Desde 1909 Dewey definió al pensamiento reflexivo como “la consideración activa, persistente y cuidadosa de una creencia o supuesta forma de conocimiento a la luz de las bases que la soportan y las conclusiones consiguientes a las que atiende” citado por (Fisher, 2001, p.2)
Según Segura, González y Álvarez (2005) en su artículo “Análisis de un acto completo de pensamiento”, Dewey plantea cinco pasos de la reflexión: el sentimiento de una dificultad, su localización y definición, la sugerencia vaga de una posible solución, el desarrollo, mediante razonamiento, de lo implícito en la sugerencia vaga, nuevas observaciones y experimentos nos conducen a su aceptación o su rechazo, es decir, la conclusión de creer o no creer. Además señala que:
… la función del pensamiento reflexivo consiste en transformar una situación en la que existe oscuridad, duda, conflicto, confusión de cualquier tipo que sea, en una situación clara, coherente, armoniosa (…) Cuando se presenta una situación que implica una dificultad o perplejidad, la persona afectada puede elegir una entre muchas salidas (…) Puede afrontar la situación en este caso comienza a reflexionar. (Segura et al, 2005, p. 57)

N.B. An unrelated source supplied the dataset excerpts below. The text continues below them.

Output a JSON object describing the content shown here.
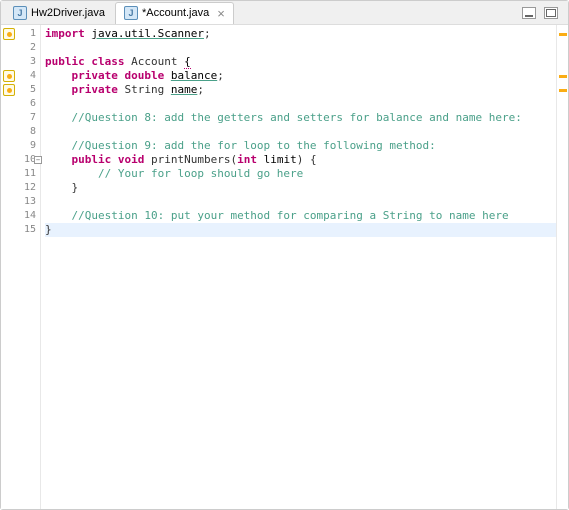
{
  "tabs": [
    {
      "label": "Hw2Driver.java",
      "active": false
    },
    {
      "label": "*Account.java",
      "active": true
    }
  ],
  "gutter": {
    "lines": [
      "1",
      "2",
      "3",
      "4",
      "5",
      "6",
      "7",
      "8",
      "9",
      "10",
      "11",
      "12",
      "13",
      "14",
      "15"
    ],
    "foldable": [
      10
    ]
  },
  "markers": {
    "left": [
      1,
      4,
      5
    ],
    "right": [
      1,
      4,
      5
    ]
  },
  "code": {
    "l1_import": "import",
    "l1_pkg": "java.util.Scanner",
    "l1_semi": ";",
    "l3_public": "public",
    "l3_class": "class",
    "l3_name": "Account",
    "l3_brace": "{",
    "l4_private": "private",
    "l4_type": "double",
    "l4_name": "balance",
    "l4_semi": ";",
    "l5_private": "private",
    "l5_type": "String",
    "l5_name": "name",
    "l5_semi": ";",
    "l7_comment": "//Question 8: add the getters and setters for balance and name here:",
    "l9_comment": "//Question 9: add the for loop to the following method:",
    "l10_public": "public",
    "l10_void": "void",
    "l10_method": "printNumbers",
    "l10_paren_o": "(",
    "l10_int": "int",
    "l10_param": " limit",
    "l10_paren_c": ")",
    "l10_brace": " {",
    "l11_comment": "// Your for loop should go here",
    "l12_brace": "}",
    "l14_comment": "//Question 10: put your method for comparing a String to name here",
    "l15_brace": "}"
  },
  "current_line": 15
}
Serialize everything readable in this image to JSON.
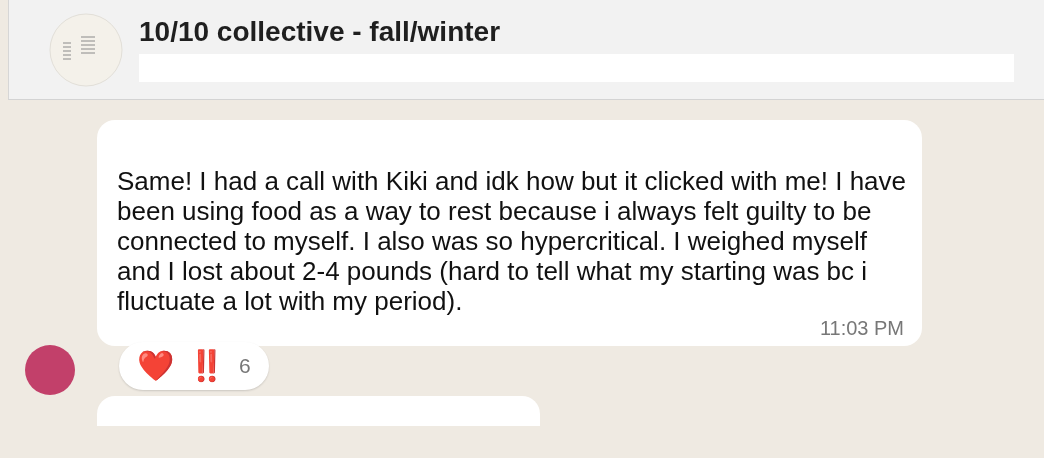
{
  "chat": {
    "title": "10/10 collective - fall/winter"
  },
  "messages": [
    {
      "text": "Same! I had a call with Kiki and idk how but it clicked with me! I have been using food as a way to rest because i always felt guilty to be connected to myself. I also was so hypercritical. I weighed myself and I lost about 2-4 pounds (hard to tell what my starting was bc i fluctuate a lot with my period).",
      "time": "11:03 PM",
      "reactions": {
        "emoji": [
          "❤️",
          "‼️"
        ],
        "count": "6"
      }
    }
  ]
}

Para Zapata (2010) en su obra “Cómo pensamos”, Dewey hace a la vez un examen y una propuesta en torno a lo que significa el pensamiento reflexivo y sobre las posibilidades y condiciones de su desarrollo en el campo de la educación. Dewey trata, entonces, de analizar y mostrar cómo la conducta humana se puede guiar y puede generar cambios desde el método transversal de la investigación científica, en un proceso prescriptivo que pasa de lo que es a lo que debería ser.
Este nivel de análisis permite identificar como primera regularidad que el concepto de pensamiento reflexivo surge en el funcionalismo y evoluciona hacia el conductismo y el cognitivismo, con un marcado carácter psicopedagógico y basamento en la filosofía pragmática, de importancia significativa en el desarrollo de las ciencias de la educación con un enfoque interdisciplinario. Como rasgo positivo se distingue el ser un concepto novedoso que establece la relación entre la psicología y la educación. Sin embargo, reduce el pensamiento reflexivo en su intencionalidad y contenido al análisis y reflexión de la conducta como la función más importante de la inteligencia.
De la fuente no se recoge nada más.